Alors que la panique était proche, un vent furieux s’engouffra soudain dans le boyau. Certains passagers manquèrent de tomber, d’autres s’accroupirent, d’autres encore s’accrochèrent à leur voisin. On venait d’ouvrir le sas de communication du couloir de service. Nouveau souvenir : celui-ci était surpressurisé afin de repousser flammes et fumée en cas d’incendie.
Courbés, pliés, arc-boutés, ils avancèrent jusqu’au rameau de communication, une porte coupe-feu de couleur jaune cernée par un enchevêtrement de canalisations. Corso se décida à doubler la file, en quête du borsalino de Sobieski. Cette agitation pouvait permettre au prédateur de fuir. Mais où ?
Presque aussitôt, il se fit refouler par un des Minions. C’est alors qu’il le vit : Sobieski était en train de passer le seuil qui séparait les deux taupinières. Une main sur son chapeau, sac à dos noir dans le dos, sur lequel, bizarrement, un tapis de sol était roulé, il ressemblait à un vieux routard partant pour un trekking.
Corso sentait l’imminence d’une embrouille sans pouvoir la définir. Il tenta une nouvelle sortie de file et accéléra le pas dans la tempête — le vent devenait de plus en plus glacé.
Cette fois, c’est un pompier qui l’attrapa par l’épaule.
— Holà, calmez-vous ! ordonna l’homme en français. Y a pas d’urgence. On va attendre ici.
— Attendre quoi ? demanda Corso en montrant sa carte de flic.
L’homme ne parut pas éprouver une complicité excessive mais répondit :
— Soit la confirmation qu’y a plus de danger, soit un nouveau train sur la rame nord.
— Quel danger au juste ?
Le pompier le poussa vers les autres sans répondre, puis repartit remettre un peu d’ordre ailleurs. Ils passèrent le seuil et Corso se haussa encore une fois pour vérifier que Sobieski était bien dans la galerie de service.
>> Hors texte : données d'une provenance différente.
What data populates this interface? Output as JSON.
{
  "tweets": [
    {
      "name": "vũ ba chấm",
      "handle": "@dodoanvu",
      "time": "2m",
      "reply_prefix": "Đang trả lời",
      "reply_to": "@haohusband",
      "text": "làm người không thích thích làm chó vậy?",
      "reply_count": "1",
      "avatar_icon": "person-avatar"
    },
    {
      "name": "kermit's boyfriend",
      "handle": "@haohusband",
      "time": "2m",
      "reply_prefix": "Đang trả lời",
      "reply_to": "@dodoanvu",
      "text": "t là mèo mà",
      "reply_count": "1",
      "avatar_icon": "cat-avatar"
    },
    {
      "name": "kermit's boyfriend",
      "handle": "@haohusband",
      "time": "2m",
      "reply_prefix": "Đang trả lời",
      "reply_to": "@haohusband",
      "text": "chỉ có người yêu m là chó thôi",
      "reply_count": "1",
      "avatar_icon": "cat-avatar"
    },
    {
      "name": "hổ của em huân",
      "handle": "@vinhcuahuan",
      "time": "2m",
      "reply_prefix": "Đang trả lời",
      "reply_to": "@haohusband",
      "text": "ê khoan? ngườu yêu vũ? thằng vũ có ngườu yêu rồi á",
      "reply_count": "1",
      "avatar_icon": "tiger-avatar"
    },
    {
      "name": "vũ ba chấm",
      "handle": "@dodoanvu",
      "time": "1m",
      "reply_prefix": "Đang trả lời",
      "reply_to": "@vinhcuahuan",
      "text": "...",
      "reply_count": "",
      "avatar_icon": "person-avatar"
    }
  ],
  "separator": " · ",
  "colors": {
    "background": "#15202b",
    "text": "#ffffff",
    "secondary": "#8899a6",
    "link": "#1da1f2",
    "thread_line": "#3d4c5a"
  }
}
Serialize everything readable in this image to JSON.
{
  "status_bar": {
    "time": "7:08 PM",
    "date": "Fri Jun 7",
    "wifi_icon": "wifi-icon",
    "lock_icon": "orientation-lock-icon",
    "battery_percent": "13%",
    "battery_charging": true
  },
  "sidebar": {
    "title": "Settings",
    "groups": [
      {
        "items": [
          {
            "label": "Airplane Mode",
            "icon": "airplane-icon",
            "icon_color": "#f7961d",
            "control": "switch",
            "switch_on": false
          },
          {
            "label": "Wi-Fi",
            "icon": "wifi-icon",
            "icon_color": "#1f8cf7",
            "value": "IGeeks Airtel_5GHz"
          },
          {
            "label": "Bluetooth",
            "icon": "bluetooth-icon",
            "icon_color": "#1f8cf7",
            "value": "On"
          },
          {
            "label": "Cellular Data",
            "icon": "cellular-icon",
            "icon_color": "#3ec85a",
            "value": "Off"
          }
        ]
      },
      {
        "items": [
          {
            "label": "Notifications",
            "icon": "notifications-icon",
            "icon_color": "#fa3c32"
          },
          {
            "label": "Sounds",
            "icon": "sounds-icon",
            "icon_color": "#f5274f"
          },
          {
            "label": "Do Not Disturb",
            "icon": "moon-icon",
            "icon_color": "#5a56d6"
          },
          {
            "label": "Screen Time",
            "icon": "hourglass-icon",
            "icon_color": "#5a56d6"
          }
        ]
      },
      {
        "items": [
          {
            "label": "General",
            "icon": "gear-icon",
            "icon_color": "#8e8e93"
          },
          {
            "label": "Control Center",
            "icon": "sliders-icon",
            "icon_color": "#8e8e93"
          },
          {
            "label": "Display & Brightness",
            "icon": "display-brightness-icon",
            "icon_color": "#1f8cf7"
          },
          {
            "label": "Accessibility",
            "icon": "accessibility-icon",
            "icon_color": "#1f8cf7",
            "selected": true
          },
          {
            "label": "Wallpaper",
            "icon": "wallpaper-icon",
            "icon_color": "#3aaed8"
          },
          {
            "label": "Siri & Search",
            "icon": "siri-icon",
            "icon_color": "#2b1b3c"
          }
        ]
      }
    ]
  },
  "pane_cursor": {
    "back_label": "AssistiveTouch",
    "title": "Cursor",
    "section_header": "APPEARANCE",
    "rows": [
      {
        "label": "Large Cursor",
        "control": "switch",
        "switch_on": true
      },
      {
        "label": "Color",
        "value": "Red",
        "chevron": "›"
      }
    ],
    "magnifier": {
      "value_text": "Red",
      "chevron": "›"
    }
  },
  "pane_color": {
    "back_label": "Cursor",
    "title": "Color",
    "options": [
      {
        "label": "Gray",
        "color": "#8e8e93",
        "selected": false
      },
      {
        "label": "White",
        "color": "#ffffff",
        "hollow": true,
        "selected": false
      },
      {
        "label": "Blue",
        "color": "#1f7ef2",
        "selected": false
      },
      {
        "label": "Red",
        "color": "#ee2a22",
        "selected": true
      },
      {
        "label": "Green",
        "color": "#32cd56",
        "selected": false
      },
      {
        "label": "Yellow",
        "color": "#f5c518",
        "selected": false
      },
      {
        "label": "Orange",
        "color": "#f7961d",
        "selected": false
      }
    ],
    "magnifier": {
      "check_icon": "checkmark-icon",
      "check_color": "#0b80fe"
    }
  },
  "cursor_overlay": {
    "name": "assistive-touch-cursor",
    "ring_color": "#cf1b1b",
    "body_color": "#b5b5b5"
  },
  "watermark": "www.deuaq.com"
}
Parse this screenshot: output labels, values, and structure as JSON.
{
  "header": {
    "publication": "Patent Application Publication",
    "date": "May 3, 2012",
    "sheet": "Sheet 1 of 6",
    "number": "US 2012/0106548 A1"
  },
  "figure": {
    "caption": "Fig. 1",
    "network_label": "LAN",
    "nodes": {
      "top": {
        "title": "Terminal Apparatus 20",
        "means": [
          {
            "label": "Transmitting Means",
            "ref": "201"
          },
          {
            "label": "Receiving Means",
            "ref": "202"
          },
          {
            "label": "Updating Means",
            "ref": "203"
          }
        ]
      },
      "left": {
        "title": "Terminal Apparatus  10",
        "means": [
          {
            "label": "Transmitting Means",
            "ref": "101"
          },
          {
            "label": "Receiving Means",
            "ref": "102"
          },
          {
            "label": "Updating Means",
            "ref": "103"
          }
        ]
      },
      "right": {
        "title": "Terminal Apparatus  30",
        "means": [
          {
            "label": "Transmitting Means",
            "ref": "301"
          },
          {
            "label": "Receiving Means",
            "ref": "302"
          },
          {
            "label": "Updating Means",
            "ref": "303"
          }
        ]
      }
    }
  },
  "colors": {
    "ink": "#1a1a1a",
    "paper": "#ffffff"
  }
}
Le salopard n’était plus là. Cette fois, pas d’hésitation : il recula d’un pas et se glissa le long des voussoirs. Luttant contre le vent plus violent encore de ce côté, il longea la file, fléchissant les jambes, une main sur le mur arrondi, courbé comme un voleur.
Parvenu à la hauteur de la place de Sobieski, il ne put que constater sa disparition. Il fit encore un pas de côté afin d’embrasser d’un regard la suite de la colonne. Pas de peintre à chapeau. Où avait-il pu disparaître ? Et surtout, pourquoi ? À quoi rimait de rester tanqué sous la mer ?
Corso marcha encore à contre-vent jusqu’à la tête de file, où agents de sécurité et pompiers discutaient en alternant français et anglais. Il vit alors une porte dérobée dans la paroi qu’il tenta aussitôt d’ouvrir. Fermée bien sûr. Il se rappelait que le moindre verrou dans le tunnel était actionné par des postes de contrôle situés sur le continent, à une centaine de kilomètres de là.
Un mec de la sécurité finit par l’alpaguer comme on attrape un voleur dans un supermarché :
— What the fuck are you doing here ?
Corso ne trouva pas de réponse.
Il avait l’esprit bloqué sur une seule évidence, incompréhensible : Philippe Sobieski avait disparu quelque part sous la Manche.
L’esthétique anglaise lui avait toujours fait penser à une décoration de Noël : avec ses devantures marquées de lettres dorées, ses cabines et ses bus rouges, ses poignées de porte cuivrées, ses « bobbies » avec leur drôle de bombe sur la tête, Londres recelait un parfum de féerie précieuse, un air de clochettes et de paquets-cadeaux déposés au pied du sapin.